Telles furent les dernières paroles délivrées par mon souverain. Je chevauchais ma monture depuis trois jours, au grand galop jusqu'à son épuisement, alors, seulement, je lui accordai une pause et marchai à ses côtés. Nous ne pouvions nous arrêter en chemin si ce n'était pour dormir quelques heures lorsque la nuit était trop sombre. J'avais dans ma sacoche quelques provisions me permettant de subvenir à mes besoins premiers. De chaque côté de la selle pendaient des outres pleines d'eau, tant pour moi que pour mon cheval.
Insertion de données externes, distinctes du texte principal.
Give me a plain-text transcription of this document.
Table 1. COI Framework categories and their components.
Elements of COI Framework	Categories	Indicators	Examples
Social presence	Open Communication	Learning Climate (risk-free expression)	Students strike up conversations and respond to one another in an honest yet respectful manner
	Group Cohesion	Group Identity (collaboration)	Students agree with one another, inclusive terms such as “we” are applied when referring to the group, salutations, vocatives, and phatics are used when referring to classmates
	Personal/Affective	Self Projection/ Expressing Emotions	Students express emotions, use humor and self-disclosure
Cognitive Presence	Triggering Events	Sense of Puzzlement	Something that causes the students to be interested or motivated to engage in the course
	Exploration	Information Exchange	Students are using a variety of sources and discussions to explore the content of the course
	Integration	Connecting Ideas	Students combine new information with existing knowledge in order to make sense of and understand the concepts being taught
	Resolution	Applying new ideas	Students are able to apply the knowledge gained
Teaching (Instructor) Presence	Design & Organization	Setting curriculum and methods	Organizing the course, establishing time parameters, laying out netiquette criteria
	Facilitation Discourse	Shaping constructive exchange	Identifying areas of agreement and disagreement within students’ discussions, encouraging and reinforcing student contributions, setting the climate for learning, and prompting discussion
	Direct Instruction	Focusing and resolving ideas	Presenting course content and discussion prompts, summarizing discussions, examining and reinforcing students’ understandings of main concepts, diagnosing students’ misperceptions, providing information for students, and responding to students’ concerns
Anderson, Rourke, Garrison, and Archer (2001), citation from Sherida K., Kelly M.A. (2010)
Je devais étancher sa soif pour qu'il me porte le plus loin possible. Et si ces outres n'étaient pas bien grandes, je m'arrangeais toujours pour suivre la rivière. Le soir tombait sur la plaine, teintant les herbes d'ocres et d'ambres. Je repassai mon coursier au pas et lui grattai entre les oreilles pour le féliciter de sa longue galopade.

« Tu es bien digne de ton nom, Vaillant. Je n'ai cessé de répéter aux palefreniers des écuries royales combien tu es brave, mais aucun ne me prêtait la moindre attention. Tous des ignorants ! »
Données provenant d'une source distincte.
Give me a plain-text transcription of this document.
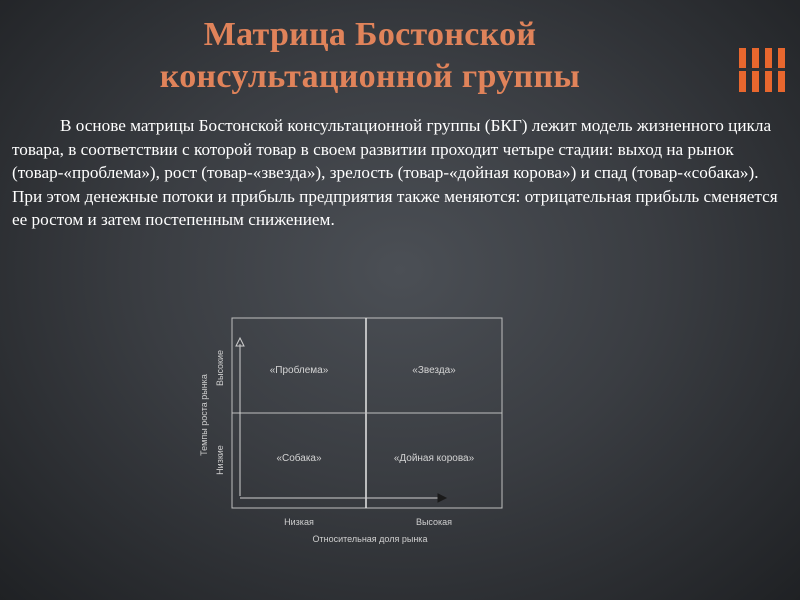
Матрица Бостонской
консультационной группы

В основе матрицы Бостонской консультационной группы (БКГ) лежит модель жизненного цикла товара, в соответствии с которой товар в своем развитии проходит четыре стадии: выход на рынок (товар-«проблема»), рост (товар-«звезда»), зрелость (товар-«дойная корова») и спад (товар-«собака»). При этом денежные потоки и прибыль предприятия также меняются: отрицательная прибыль сменяется ее ростом и затем постепенным снижением.

«Проблема»	«Звезда»
«Собака»	«Дойная корова»
Низкая	Высокая
Относительная доля рынка
Темпы роста рынка
Высокие
Низкие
Un léger rire secoua ma poitrine, s'achevant dans un triste soupir, tandis que je me remémorais ces dernières années. Je faisais partie des Coursiers du Roi, un groupe d'élite chargé de porter les missives de grande importance à travers le Royaume de Pandora. J'avais passé plus de temps de ma vie sur le dos d'un cheval que n'importe où ailleurs sur cette terre ! J'avais récupéré ce jeune cheval alors que sa mère était morte lors de la mise bas. Je l'avais nommé Vaillant, je l'avais nourri et débourré. L'affaire avait souvent été mal engagée mais ce sacré bonhomme avait toujours fait preuve de courage et de ténacité. Aux écuries royales, les autres coursiers et les cavaliers du Roi se moquaient bien de ce poulain de peu de race au mauvais destin. Toutefois, Vaillant avait prouvé à tout le Royaume que sa vitesse et son endurance étaient de loin les meilleures performances depuis une génération ! Avec le temps, il était devenu mon compagnon de voyage, mon camarade. Et nous devions porter un ultime message pour notre bon Roi de Pandora.
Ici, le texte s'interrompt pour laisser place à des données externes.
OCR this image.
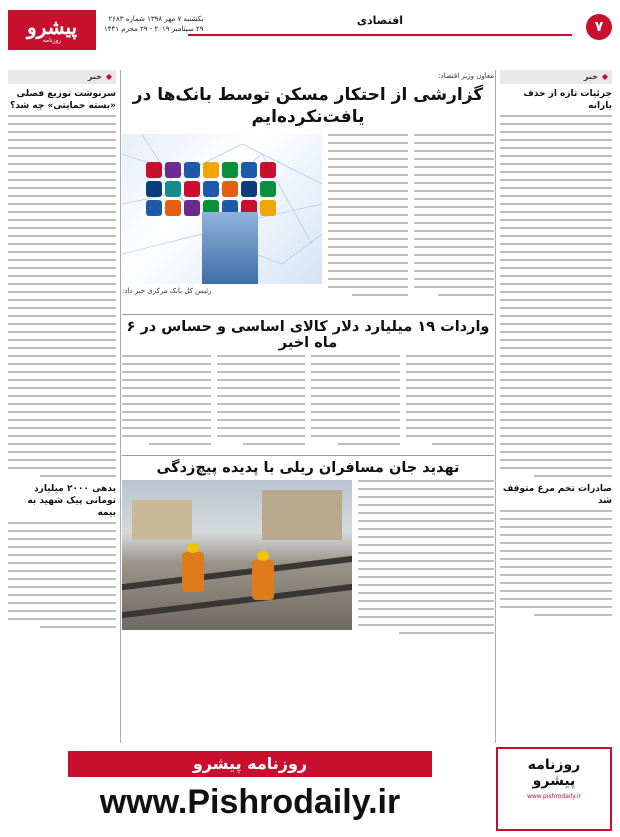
۷
اقتصادی
یکشنبه ۷ مهر ۱۳۹۸ شماره ۲۶۸۳
۲۹ سپتامبر ۲۰۱۹ - ۲۹ محرم ۱۴۴۱
پیشرو
روزنامه
◆خبر
جزئیات تازه از حذف یارانه
صادرات تخم مرغ متوقف شد
◆خبر
سرنوشت توزیع فصلی «بسته حمایتی» چه شد؟
بدهی ۲۰۰۰ میلیارد تومانی پیک شهید به بیمه
معاون وزیر اقتصاد:
گزارشی از احتکار مسکن توسط بانک‌ها در یافت‌نکرده‌ایم
رئیس کل بانک مرکزی خبر داد:
واردات ۱۹ میلیارد دلار کالای اساسی و حساس در ۶ ماه اخیر
تهدید جان مسافران ریلی با پدیده پیچ‌زدگی
روزنامه
پیشرو
www.pishrodaily.ir
روزنامه پیشرو
www.Pishrodaily.ir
Cette fois-ci, il ne s'agissait pas de traverser le Royaume à cheval et d'effectuer le chemin du retour, avec ou sans réponse. Non, la mission était d'une nature inattendue qui plaçait sur mes épaules une grande responsabilité. Reprenant les rênes, j'arrêtai Vaillant qui renâcla et me retournai vers le chemin parcouru. La rivière serpentait entre les bosquets, courant d'une colline à l'autre jusqu'aux murailles de la cité de Pandora. Une fumée noire s'élevait depuis les puissantes pierres ordinairement blanches comme la craie, et des flammes mordaient la ville et ses habitants. Au-dessus des hautes tours du château royal, le ciel semblait se déchirer, tantôt d'un noir profond, tantôt parcouru de violents éclairs aux teintes d'or. Je sentis ma gorge se serrer à cette vision de destruction effrayante. Cela faisait déjà trois jours, et le mal semblait se répandre et accroître sa puissance. D'un claquement de langue, je fis repartir Vaillant au trot. Il me fallait mettre de la distance entre cette horreur et la missive du Roi.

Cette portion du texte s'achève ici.